En descenso con 16 puntos en 17 partidos, 17 goles a favor y 30 en contra. Los datos hablan por sí solos. Hasta el propio Corberán lo reconoció en rueda de prensa tras el 4-1 ante el Celta de Vigo: “Estamos teniendo números peligrosos”.

Errores y fragilidad en las áreas

Sobre el césped, la imagen es cada vez más alarmante. En el juego, el equipo parece mostrar una ligera mejora con balón, pero sigue siendo muy frágil en ambas áreas. No hay contundencia defensiva y los errores constantes terminan regalando goles a los rivales. En Vigo, los tres primeros tantos tienen nombres y apellidos: un penalti infantil de Foulquier, un despiste de Jesús Vázquez al romper el fuera de juego y una entrega directa de Diakhaby al delantero rival.

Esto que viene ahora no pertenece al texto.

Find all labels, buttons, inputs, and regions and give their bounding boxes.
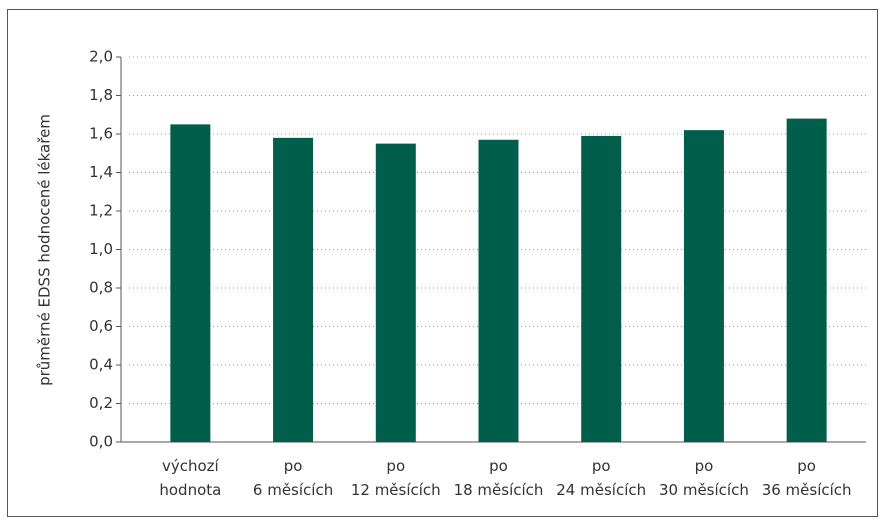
y-tick-label: 1,6 <box>89 125 113 143</box>
x-tick-label: po 12 měsících <box>350 457 441 499</box>
frame <box>7 9 878 517</box>
x-tick-label: po 36 měsících <box>761 457 852 499</box>
x-tick-label: výchozí hodnota <box>159 457 222 499</box>
y-tick-label: 1,2 <box>89 202 113 220</box>
bar <box>170 124 211 442</box>
x-tick-label: po 30 měsících <box>658 457 749 499</box>
bar <box>478 139 519 442</box>
x-tick-label: po 18 měsících <box>453 457 544 499</box>
bar <box>273 137 314 442</box>
y-tick-label: 0,4 <box>89 356 113 374</box>
y-axis-label: průměrné EDSS hodnocené lékařem <box>36 114 54 386</box>
y-tick-label: 0,2 <box>89 394 113 412</box>
x-tick-label: po 6 měsících <box>252 457 334 499</box>
bar <box>786 118 827 442</box>
y-tick-label: 2,0 <box>89 48 113 66</box>
y-tick-label: 1,0 <box>89 240 113 258</box>
x-tick-label: po 24 měsících <box>556 457 647 499</box>
y-tick-label: 0,8 <box>89 279 113 297</box>
y-tick-label: 0,0 <box>89 433 113 451</box>
bar <box>683 130 724 442</box>
y-tick-label: 1,8 <box>89 86 113 104</box>
bar <box>375 143 416 442</box>
y-tick-label: 0,6 <box>89 317 113 335</box>
bar <box>581 135 622 443</box>
y-tick-label: 1,4 <box>89 163 113 181</box>
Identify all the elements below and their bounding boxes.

Y los problemas no acaban en defensa. El Valencia también es muy débil en ataque y necesita un mundo para marcar gol. Mientras sus rivales apenas requieren ocasiones para hacer daño, los de Corberán son incapaces de materializar las suyas. De hecho, desde septiembre no anotan más de un gol en un partido liguero.

Ruptura con Mestalla

La gran salvación del Valencia en los últimos años había sido Mestalla, pero esta temporada la afición ha perdido la paciencia. Una prueba evidente fue el hostil recibimiento en el aeropuerto, donde se exigieron responsabilidades a directiva, plantilla y cuerpo técnico.

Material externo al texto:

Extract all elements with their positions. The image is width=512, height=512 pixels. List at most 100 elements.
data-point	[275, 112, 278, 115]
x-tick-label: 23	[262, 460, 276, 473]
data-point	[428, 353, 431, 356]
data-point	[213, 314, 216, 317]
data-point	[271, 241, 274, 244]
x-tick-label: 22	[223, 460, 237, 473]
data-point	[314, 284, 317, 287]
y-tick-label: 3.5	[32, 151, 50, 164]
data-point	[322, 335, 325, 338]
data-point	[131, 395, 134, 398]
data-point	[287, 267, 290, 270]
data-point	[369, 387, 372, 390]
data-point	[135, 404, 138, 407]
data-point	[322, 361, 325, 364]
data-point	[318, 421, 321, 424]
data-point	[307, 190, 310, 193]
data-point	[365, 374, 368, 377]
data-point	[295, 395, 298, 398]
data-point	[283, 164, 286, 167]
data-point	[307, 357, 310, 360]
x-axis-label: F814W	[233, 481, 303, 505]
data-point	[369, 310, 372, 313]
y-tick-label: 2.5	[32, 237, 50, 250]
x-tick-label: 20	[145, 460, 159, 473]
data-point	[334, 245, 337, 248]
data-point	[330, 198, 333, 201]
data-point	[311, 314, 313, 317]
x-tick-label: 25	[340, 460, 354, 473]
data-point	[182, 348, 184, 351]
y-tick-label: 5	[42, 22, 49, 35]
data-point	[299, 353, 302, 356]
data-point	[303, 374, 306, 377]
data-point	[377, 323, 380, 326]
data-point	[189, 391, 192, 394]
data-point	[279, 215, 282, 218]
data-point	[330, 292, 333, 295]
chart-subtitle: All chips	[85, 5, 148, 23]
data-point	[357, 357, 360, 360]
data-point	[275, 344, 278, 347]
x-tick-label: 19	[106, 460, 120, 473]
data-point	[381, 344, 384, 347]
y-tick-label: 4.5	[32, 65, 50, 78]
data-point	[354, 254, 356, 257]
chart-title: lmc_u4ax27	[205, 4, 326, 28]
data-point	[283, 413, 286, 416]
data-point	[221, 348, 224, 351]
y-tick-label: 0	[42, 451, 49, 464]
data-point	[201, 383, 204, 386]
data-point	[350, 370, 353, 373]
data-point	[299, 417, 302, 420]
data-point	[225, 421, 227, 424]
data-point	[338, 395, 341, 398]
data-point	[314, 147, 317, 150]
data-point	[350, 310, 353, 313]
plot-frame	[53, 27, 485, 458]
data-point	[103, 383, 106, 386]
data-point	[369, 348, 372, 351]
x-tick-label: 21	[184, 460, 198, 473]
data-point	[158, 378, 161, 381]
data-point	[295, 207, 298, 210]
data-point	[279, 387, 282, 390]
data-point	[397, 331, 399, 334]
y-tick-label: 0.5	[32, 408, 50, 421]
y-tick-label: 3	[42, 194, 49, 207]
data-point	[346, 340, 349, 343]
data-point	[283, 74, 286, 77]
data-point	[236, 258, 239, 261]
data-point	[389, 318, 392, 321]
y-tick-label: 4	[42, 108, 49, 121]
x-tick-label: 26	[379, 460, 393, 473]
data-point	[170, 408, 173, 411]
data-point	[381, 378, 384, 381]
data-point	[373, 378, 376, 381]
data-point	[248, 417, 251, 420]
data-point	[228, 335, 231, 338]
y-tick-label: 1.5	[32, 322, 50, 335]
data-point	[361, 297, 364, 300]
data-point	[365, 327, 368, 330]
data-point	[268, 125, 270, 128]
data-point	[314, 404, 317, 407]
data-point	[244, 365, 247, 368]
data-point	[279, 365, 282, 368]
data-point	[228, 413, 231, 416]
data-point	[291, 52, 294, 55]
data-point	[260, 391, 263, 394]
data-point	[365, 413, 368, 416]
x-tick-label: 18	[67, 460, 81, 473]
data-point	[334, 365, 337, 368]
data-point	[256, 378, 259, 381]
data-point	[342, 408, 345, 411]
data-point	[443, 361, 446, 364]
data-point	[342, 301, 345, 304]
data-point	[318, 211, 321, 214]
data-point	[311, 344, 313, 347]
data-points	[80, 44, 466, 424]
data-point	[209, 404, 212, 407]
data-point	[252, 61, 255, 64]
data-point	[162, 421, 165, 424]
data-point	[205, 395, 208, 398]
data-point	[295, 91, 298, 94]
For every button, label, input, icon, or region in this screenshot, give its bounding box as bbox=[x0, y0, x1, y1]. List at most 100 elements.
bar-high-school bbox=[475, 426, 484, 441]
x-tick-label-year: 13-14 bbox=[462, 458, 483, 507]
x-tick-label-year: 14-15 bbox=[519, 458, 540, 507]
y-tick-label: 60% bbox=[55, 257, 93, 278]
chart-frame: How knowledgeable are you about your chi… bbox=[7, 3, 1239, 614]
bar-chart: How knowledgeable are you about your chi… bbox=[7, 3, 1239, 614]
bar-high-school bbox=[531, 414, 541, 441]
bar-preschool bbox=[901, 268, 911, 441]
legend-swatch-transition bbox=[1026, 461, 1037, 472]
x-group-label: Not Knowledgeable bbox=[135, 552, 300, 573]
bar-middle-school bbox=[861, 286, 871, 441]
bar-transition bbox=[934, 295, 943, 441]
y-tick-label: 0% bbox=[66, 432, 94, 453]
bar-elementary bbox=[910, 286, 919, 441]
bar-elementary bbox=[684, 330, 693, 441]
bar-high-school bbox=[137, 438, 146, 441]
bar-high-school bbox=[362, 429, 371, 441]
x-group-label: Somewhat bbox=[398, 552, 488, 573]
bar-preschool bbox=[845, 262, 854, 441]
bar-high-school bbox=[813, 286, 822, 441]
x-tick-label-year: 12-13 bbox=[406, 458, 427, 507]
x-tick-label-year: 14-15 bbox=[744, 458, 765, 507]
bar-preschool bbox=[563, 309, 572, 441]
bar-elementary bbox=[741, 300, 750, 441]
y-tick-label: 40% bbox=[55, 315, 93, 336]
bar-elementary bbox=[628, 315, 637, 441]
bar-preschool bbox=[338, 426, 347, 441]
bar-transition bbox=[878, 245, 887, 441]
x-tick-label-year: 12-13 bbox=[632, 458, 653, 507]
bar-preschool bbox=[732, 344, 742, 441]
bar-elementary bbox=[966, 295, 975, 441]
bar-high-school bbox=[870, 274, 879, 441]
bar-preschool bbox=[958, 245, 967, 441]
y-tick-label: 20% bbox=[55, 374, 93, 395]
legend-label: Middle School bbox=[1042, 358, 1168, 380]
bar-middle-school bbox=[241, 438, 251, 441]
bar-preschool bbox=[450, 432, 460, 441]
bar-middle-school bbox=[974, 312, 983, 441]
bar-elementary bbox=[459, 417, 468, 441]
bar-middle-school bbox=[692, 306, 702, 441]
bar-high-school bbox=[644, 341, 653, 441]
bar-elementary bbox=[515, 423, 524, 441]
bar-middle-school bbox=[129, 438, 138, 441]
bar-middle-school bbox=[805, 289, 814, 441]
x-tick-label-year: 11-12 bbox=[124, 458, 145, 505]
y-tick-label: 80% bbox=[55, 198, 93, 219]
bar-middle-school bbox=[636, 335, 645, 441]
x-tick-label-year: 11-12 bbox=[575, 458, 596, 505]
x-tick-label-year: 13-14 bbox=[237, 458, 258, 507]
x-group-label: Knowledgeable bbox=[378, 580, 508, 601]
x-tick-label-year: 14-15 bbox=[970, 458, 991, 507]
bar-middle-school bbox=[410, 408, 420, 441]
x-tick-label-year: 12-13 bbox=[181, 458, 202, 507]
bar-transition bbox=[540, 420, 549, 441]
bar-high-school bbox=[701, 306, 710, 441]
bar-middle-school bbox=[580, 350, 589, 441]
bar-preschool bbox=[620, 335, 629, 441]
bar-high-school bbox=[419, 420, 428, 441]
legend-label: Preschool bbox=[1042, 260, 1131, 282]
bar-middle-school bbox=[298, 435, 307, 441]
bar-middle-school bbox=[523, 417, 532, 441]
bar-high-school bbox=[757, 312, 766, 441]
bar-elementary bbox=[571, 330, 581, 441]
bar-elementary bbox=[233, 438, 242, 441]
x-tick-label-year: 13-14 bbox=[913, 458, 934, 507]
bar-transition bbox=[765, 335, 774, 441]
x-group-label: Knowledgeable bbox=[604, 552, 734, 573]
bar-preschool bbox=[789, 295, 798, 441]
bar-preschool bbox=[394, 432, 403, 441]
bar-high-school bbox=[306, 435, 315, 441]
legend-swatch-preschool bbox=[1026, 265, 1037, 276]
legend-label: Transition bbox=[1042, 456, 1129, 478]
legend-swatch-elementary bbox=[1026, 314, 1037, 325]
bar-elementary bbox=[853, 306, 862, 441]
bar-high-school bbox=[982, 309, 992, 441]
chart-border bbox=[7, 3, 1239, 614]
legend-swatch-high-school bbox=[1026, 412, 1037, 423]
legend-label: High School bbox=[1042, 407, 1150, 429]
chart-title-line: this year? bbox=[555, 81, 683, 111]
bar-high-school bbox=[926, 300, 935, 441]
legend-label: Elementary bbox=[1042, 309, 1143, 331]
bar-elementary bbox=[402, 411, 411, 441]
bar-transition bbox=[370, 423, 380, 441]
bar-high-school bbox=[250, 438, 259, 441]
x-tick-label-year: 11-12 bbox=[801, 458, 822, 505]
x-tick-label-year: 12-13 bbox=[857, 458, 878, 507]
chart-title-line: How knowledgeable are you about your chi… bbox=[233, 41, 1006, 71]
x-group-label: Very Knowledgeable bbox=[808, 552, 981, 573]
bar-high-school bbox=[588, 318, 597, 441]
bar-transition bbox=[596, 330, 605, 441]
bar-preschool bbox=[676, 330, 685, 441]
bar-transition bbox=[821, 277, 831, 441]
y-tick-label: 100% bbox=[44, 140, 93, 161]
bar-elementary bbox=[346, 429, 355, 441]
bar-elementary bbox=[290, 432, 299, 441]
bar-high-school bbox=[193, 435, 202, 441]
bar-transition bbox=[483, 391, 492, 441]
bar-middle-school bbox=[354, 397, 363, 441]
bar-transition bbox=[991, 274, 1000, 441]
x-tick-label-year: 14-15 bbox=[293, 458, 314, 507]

La plantilla y el club ya no tienen escudo. Deben sacar la situación adelante como sea, sin exigir nada a cambio a una afición que nunca ha fallado y que ya se ha cansado de esperar. Ron Gourlay pidió paciencia en rueda de prensa, pero en el fútbol no se puede esperar, se vive del presente.

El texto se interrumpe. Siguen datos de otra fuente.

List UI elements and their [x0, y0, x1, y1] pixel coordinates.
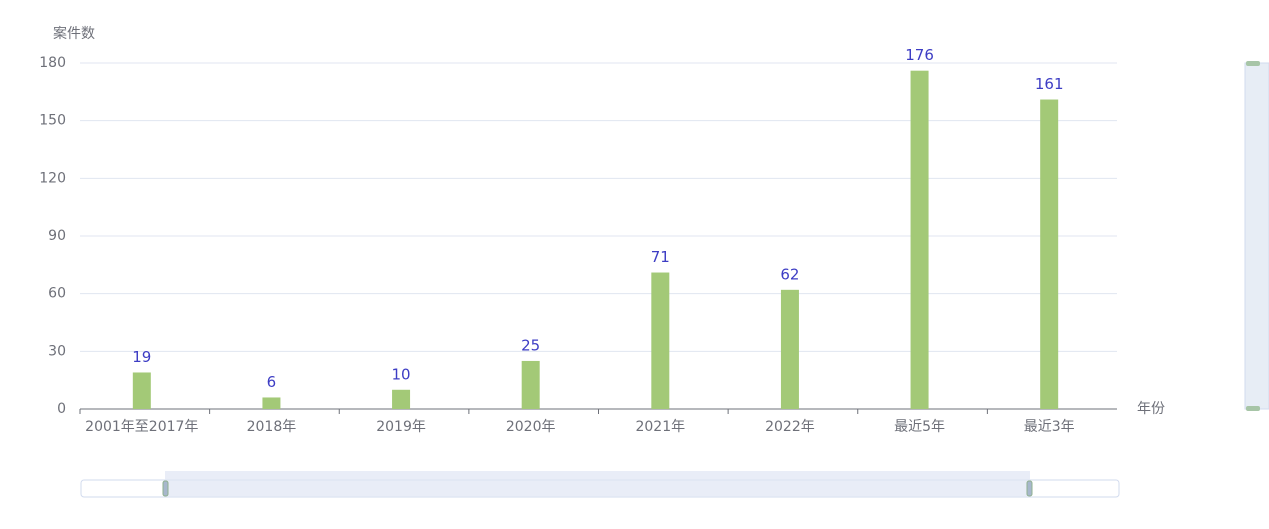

Un presente que no es nada esperanzador en un Valencia que vuelve a coquetear peligrosamente con el descenso. “Tenemos una plantilla potente”, comentó el CEO del club en la previa del encuentro ante el Celta de Vigo, pero la realidad es que, casi tras una vuelta completa, la situación es muy similar al drama de la temporada pasada a estas alturas y, por ahora, sin novedades en el mercado.

Cada semana que pasa, la herida se abre aún más por el pésimo nivel sobre el césped, la delicada situación institucional y la ruptura con una afición que ya no puede más. La reacción debe ser inmediata para evitar entrar en un contexto del que resulte muy difícil salir.